Manual insertion of glass into car bodies is an intensive and imprecise job, with the opportunity for body damage and glass breakage leading to significant safety risks to assembly operators.
Alternatively, robotic insertion methods are complicated because the car body location is not precise, and therefore requires vision guidance to transform robot end effectors to compensate for body location variation and to optimize the position of the glass.
The system integrator Bluewrist is a long-term partner of LMI, specialized in the development and marketing of robotics and machine vision solutions, including 3D inspection, robot guidance, bin picking, 3D scanning and robot calibration.
The Solution
Bluewrist mounted 4 Gocator 2300 series 3D smart sensors on the robot end effector of their insertion system in order to monitor location of 4 critical points on the windshield aperture. Technicians used Gocator’s built-in Edge Tool to determine the 3D location of critical points on the aperture.

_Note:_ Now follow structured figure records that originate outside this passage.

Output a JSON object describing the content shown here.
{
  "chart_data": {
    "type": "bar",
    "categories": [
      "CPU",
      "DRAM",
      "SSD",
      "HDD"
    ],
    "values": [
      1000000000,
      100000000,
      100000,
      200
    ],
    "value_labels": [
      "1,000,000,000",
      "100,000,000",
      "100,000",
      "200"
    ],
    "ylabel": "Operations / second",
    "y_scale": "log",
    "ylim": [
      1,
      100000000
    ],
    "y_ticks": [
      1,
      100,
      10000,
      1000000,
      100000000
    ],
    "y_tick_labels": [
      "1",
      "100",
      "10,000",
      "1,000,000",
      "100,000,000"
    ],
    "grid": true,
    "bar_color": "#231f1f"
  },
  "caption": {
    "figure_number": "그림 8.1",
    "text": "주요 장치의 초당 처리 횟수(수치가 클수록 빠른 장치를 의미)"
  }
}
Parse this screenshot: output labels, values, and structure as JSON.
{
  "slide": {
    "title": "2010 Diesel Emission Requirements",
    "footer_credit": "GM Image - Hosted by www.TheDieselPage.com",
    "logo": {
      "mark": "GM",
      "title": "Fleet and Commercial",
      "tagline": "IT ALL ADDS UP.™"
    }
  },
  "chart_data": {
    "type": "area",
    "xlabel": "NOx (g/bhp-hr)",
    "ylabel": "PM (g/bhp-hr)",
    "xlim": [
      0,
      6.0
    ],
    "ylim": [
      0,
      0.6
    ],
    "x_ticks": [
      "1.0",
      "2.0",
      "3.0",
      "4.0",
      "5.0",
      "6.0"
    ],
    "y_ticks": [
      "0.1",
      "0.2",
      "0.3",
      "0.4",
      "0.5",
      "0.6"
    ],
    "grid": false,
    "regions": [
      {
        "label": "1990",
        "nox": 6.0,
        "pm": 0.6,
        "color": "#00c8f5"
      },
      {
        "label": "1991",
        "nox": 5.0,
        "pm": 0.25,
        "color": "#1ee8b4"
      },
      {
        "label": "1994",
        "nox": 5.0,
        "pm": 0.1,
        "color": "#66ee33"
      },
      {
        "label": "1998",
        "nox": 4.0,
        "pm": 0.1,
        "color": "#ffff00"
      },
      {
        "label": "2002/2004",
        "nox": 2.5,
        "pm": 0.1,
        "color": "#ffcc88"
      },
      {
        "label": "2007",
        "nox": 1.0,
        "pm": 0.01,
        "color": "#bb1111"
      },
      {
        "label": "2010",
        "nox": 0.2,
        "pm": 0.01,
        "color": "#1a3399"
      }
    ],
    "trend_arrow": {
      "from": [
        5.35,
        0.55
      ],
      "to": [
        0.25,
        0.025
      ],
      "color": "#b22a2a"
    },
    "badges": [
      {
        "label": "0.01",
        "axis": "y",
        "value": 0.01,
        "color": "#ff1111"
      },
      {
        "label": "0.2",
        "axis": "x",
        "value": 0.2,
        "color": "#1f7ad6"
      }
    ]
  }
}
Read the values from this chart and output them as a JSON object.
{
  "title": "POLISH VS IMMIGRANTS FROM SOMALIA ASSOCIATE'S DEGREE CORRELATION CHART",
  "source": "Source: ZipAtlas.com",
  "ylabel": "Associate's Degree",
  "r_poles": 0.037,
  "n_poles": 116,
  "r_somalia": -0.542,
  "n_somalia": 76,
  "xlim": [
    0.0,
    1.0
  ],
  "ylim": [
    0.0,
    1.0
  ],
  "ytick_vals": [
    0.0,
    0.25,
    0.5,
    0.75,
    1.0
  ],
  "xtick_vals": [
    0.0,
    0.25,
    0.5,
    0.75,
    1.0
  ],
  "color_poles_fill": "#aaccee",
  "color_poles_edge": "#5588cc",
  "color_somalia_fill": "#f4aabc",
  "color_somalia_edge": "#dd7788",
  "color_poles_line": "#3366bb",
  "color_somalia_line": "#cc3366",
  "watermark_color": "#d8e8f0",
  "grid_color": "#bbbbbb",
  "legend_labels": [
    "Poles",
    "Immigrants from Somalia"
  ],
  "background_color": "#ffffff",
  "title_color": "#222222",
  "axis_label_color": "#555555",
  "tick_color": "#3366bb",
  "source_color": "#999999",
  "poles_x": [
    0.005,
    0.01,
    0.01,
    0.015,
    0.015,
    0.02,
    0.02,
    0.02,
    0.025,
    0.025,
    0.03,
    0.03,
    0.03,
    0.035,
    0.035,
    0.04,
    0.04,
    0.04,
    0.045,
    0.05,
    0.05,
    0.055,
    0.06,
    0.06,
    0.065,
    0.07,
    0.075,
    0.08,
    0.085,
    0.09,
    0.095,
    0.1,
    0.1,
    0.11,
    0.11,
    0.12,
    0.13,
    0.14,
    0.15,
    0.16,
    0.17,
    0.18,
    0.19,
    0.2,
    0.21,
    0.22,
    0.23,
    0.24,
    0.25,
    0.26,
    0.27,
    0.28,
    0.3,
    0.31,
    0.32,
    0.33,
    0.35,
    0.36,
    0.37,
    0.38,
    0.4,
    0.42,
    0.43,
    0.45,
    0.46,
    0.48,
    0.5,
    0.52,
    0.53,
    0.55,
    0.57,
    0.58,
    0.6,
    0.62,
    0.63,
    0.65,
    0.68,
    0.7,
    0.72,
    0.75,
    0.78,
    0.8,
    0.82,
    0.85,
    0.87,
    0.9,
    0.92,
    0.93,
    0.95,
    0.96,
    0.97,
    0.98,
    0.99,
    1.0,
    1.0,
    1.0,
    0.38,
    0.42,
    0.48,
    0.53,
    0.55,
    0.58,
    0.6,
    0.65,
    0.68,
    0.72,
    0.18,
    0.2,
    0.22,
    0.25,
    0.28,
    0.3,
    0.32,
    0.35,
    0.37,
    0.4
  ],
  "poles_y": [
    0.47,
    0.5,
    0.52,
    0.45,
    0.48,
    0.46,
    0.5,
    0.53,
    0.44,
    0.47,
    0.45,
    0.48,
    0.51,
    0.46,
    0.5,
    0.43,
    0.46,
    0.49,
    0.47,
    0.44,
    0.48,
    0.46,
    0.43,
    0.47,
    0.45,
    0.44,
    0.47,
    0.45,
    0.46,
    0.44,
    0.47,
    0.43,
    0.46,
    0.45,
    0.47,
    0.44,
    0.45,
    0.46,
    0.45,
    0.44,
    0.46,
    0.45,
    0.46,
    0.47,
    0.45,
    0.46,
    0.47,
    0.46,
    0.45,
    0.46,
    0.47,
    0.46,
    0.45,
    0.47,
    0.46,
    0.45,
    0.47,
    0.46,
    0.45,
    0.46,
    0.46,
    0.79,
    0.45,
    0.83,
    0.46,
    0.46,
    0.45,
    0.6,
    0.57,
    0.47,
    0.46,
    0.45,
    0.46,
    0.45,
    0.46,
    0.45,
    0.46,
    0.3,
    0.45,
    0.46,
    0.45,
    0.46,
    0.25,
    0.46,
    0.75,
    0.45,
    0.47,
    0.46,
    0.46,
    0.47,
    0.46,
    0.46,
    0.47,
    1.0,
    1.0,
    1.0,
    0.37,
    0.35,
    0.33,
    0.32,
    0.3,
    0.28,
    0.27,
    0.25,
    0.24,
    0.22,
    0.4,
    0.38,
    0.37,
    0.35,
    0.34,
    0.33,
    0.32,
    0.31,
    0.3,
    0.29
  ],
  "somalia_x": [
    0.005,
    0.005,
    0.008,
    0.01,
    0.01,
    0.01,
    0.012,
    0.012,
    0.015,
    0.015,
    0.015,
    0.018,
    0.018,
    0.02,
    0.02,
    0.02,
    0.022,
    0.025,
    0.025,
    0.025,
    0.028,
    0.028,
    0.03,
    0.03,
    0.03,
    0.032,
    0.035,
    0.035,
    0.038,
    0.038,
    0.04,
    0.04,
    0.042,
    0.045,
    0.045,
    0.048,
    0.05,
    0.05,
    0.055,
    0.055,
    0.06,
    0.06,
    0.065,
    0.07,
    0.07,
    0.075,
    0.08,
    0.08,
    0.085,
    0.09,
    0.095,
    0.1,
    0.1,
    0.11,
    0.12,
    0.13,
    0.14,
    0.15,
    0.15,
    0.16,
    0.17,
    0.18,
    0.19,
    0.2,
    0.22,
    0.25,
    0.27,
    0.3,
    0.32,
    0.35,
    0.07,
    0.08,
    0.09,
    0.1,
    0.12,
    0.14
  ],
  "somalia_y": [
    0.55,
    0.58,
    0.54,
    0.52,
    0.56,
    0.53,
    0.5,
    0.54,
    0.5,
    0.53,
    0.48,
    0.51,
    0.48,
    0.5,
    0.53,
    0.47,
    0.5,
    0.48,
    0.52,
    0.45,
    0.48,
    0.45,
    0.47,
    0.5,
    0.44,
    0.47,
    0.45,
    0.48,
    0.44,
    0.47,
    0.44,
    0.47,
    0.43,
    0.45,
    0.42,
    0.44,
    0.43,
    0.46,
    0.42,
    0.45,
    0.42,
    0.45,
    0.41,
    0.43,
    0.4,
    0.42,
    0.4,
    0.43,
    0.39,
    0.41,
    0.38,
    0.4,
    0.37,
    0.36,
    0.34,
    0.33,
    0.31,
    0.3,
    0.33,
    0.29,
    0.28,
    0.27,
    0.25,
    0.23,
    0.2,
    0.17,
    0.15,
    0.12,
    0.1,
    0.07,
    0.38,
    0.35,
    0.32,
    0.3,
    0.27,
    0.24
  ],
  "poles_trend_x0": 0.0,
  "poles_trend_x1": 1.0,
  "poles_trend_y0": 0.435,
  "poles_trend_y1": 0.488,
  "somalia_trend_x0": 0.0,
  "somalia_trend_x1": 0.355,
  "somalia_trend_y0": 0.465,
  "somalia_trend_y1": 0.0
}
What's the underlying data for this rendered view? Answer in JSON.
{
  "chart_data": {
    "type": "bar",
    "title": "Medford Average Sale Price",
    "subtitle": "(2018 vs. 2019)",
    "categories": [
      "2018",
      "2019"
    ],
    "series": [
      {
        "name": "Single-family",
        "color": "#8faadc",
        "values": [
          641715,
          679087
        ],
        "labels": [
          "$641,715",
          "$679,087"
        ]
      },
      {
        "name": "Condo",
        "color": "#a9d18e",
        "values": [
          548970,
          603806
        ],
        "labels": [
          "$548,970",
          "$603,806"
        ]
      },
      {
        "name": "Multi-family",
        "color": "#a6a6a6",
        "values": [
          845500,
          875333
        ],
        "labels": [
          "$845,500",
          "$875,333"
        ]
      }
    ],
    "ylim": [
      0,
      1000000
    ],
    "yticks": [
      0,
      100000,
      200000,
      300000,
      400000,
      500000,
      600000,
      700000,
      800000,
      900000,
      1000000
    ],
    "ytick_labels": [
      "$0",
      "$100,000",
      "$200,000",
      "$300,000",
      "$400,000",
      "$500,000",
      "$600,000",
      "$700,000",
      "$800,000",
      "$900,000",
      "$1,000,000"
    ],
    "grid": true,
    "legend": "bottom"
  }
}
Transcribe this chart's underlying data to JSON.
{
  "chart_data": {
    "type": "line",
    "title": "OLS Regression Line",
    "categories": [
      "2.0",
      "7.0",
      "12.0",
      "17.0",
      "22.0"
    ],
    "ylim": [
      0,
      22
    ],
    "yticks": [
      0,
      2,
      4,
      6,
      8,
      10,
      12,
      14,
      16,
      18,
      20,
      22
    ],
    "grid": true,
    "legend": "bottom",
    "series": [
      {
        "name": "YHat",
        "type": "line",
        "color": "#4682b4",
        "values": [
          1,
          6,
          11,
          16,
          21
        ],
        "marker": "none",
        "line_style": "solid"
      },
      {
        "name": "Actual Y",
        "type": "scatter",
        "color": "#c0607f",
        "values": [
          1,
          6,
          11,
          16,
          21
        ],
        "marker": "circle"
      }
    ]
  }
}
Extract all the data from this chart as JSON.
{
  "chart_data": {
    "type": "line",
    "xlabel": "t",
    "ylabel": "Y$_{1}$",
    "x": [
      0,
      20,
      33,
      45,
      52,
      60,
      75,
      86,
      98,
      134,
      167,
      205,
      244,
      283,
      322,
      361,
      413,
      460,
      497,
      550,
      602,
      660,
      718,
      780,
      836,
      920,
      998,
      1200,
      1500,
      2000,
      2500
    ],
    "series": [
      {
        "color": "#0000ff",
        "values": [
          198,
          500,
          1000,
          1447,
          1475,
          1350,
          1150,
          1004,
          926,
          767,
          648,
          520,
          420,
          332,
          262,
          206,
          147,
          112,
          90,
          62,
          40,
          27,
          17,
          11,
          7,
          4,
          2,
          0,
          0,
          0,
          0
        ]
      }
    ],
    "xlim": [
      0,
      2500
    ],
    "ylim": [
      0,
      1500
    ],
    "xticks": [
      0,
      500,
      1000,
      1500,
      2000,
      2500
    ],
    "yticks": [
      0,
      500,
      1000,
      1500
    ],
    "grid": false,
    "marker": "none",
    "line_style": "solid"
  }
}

Gocator 3D measurements were then communicated to an external PC equipped with Bluewrist EzRG Advanced Robot Guidance Software, which calculates transformation data in 6 degrees of freedom and then sends its calculations to the robot controller. EzRG provides a wide range of robot guidance and user-frame calculation strategies, including Best-fit of Measurement, 3-2-1 Fixturing, and a User-Frame Formulas Interpreter. The calculation takes less than 0.5
seconds and the guidance accuracy can achieve up to 0.2mm.
The following is the sequence of the windshield insertion operation:
Najah Ayadi, President of Bluewrist, declared that: “The Gocator’s built-in smart measurement and exposure control delivers a 3D solution at incredible value.’’
Gocator easily mounts on robot end effectors for complex 6DOF guidance for assembly
Long term partnerships lead to solutions for new applications
The Bluewrist Windshield Insertion System was successfully demonstrated at AMTS 2015, providing a strong example of how LMI and Bluewrist are working together to create more robust robotic guidance machine vision systems.